ÖSYM Tarafından Gelen Geç Açıklama
ÖSYM de çıkan bu haberler karşısında geç gelen bir açıklamada bulundu.
“Bir süredir sayfamızın yayında olmamasının sebebi, tamamen teknik bir savunma ve yenilenme nedeniyledir. ÖSYM’nin internete açık olan Bilgi İşlem Sistemi üzerinden sınavlarda sorulacak soruların bulunduğu sisteme erişmek asla mümkün değildir.
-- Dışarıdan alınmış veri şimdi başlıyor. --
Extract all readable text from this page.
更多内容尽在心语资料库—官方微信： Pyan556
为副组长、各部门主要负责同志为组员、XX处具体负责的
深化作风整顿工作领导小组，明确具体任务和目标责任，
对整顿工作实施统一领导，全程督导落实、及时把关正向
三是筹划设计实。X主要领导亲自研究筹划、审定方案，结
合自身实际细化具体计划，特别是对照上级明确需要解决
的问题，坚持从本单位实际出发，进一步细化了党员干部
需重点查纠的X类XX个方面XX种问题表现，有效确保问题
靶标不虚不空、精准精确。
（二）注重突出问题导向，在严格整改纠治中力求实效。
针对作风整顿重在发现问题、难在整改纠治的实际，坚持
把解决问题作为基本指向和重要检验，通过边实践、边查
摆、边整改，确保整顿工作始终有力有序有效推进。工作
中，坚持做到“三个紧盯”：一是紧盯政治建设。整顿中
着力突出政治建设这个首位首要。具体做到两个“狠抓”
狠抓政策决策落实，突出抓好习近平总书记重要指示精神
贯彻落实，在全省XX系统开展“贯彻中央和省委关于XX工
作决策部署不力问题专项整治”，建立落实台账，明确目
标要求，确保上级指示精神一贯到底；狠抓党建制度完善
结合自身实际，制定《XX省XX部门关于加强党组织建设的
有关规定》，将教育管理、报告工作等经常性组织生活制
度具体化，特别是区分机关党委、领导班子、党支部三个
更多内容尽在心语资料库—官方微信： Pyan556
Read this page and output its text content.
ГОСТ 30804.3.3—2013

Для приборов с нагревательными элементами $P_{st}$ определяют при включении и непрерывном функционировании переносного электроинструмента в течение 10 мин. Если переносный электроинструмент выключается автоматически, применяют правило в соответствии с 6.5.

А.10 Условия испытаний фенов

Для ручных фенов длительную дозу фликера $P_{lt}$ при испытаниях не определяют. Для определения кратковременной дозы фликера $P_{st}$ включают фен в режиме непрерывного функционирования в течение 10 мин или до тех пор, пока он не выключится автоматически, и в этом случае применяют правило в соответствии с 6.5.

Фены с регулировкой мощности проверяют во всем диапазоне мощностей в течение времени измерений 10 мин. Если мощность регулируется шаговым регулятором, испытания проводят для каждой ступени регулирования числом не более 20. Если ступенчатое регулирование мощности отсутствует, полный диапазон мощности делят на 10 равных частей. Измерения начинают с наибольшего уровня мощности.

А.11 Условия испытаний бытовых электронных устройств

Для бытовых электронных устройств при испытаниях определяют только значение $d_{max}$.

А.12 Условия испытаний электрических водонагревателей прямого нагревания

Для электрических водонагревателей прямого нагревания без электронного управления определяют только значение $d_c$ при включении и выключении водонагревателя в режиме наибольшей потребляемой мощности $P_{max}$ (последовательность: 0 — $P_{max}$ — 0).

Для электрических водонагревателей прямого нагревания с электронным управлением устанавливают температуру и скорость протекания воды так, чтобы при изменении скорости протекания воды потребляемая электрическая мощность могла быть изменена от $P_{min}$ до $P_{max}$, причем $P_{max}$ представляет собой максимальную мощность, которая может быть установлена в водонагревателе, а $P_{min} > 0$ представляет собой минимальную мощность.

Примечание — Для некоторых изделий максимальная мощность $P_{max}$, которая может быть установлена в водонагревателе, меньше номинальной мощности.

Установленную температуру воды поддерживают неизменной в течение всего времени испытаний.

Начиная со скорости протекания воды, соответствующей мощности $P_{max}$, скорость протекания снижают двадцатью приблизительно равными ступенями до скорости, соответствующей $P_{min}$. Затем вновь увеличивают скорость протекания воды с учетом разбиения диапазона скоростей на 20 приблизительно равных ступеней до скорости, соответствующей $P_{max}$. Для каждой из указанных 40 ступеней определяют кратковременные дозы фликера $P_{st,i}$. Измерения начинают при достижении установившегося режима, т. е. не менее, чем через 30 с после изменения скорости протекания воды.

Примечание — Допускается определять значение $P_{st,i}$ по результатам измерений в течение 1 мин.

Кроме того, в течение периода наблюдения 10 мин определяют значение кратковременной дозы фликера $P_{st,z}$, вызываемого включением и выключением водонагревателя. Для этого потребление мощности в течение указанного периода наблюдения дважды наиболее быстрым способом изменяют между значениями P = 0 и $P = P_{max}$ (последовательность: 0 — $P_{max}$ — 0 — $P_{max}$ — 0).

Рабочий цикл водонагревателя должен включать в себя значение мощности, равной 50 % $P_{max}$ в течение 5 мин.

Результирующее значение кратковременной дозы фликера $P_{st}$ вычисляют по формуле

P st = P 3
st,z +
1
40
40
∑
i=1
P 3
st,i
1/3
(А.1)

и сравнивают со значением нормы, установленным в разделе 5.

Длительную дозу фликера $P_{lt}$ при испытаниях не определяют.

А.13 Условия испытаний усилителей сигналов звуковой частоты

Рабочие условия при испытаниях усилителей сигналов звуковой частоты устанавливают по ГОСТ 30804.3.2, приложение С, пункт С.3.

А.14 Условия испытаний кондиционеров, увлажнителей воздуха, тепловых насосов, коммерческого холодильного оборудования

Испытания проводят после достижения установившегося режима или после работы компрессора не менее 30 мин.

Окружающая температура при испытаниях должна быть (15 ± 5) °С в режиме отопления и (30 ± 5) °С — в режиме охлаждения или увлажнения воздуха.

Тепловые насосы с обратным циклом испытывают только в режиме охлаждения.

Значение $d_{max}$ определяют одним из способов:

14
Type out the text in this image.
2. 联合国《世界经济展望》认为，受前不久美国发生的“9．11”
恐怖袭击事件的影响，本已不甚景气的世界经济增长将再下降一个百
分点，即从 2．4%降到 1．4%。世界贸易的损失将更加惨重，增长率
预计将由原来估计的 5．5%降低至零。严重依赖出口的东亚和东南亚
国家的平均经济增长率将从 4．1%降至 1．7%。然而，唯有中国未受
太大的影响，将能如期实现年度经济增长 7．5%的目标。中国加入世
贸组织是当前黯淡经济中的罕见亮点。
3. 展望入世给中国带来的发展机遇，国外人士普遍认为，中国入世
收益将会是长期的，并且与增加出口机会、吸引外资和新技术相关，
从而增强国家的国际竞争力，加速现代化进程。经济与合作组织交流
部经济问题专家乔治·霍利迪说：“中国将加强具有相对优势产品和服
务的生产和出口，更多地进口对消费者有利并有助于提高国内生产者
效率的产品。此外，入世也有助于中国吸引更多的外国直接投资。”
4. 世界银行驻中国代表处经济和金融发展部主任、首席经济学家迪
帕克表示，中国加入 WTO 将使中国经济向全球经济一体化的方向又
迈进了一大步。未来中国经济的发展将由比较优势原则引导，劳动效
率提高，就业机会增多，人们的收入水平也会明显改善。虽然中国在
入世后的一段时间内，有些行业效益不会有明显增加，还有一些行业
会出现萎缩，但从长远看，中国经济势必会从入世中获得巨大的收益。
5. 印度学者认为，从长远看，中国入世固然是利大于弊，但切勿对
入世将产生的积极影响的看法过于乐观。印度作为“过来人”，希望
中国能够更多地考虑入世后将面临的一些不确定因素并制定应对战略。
Bu nedenle, sorulara erişildiği bilgisi kesinlikle yalandır.”
İddialara göre hacklenen aday işlemleri sisteminde bulunan açıklardan faydalanan saldırgan bu sunucu ve buna ait veritabanı üzerinde yetkisiz işlemler yapmış olabilir. Fakat yapıldığı iddia edilen bu yetkisiz erişim, sınav sorularının çalınması anlamına gelmemektedir. Gerekli güvenlik açıkları ve koşulları sağlandığında sistemlere erişilebilirliği söz konusu olabilir.
• Hack’lendiği iddia edilen aday bilgi sistemi ile sınav sorularının aynı sunucu veya veritabanı üzerinde yer alması,
• Sınav sorularının başka bir sunucuda yer aldığı durumda ise, aday bilgi sistemi ile soruların bulunduğu sunucu arasında bağlantısının olması ve varsayılan bir açıktan faydalanan saldırganın o sunucu üzerinde yetkisiz erişimler yapabilmesi gerekmektedir.
Bu senaryoların dışında ÖSYM aday bilgi sistemindeki açıktan faydalanan bir saldırganın bu tip bir bilgiyi sızdırması mümkün olmayacaktır.
Bu tip kritik bilgi içeren sistemlerin güvenliğinin sağlanması için katmanlı güvenlik anlayışı politikaları benimsenmelidir. Ancak olayın gelişiminden ve açıklanan mevcut durumdan böyle bir erişim olduğuna dair bir bilgi edinilmemektedir.
Çıkarılabilecek Dersler
Kurumsal İletişim Yönetiminin Önemi
Sızma (Penetrasyon) Testlerinin Önemi
Bu tip kritik bilgi içeren kurumların gizliliğinin, kullanılabilirliğinin ve bütünlüğünün korunabilmesi oldukça önemlidir. Bu yüzden bilişim sistemlerine bir saldırgan (hacker) gözüyle mümkün olabilecek açıklardan faydalanarak, denenerek sızılması olarak adlandırılan sızma testlerinin (penetration testing) periyodik olarak yaptırılması önem teşkil etmektedir.